Je fais un pas en avant. Je peux presque entendre la respiration inquiète de Rafael derrière la cascade.
– Je vois que tu as réussi mon épreuve, murmura la Reine. Tu es donc digne de la mission que je souhaite te confier.
– Puis-je vous poser une question ?
– Quelle était exactement cette épreuve que j'ai passée ?
– Elle n’est pas totalement terminée. Tu dois encore faire tes preuves auprès de moi. Mais tu n’as pas besoin de le savoir pour le moment. Assieds-toi. Toi aussi, jeune homme.
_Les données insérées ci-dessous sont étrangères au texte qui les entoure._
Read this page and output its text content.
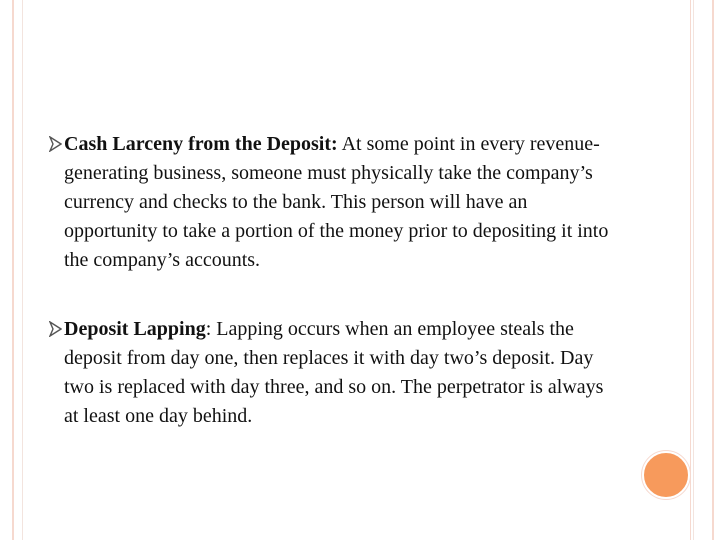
Cash Larceny from the Deposit: At some point in every revenue-generating business, someone must physically take the company’s currency and checks to the bank. This person will have an opportunity to take a portion of the money prior to depositing it into the company’s accounts.
Deposit Lapping: Lapping occurs when an employee steals the deposit from day one, then replaces it with day two’s deposit. Day two is replaced with day three, and so on. The perpetrator is always at least one day behind.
Je m'agenouille sur la roche dure et humide, et je sens Rafael faire de même.
– L'épreuve consistait principalement à survivre à l’homme que vous avez affronté.
J’hoche la tête, même si la Reine ne peut pas me voir.
– Nausicaa… Je peux voir que ton âme a changé. Les pouvoirs de Orinn se sont donc éveillés… Formidable. Cela a été plus rapide que je ne le pensais.
Inutile de lui préciser que c’est grâce à la malédiction et l'énergie magique de Karan.
– Cependant, sache une chose, continue la Reine. Tu dois encore obtenir ma totale confiance, et ça ne sera pas chose facile. Au moindre faux pas, tu pourras dire adieu aux misérables que sont les vôtres.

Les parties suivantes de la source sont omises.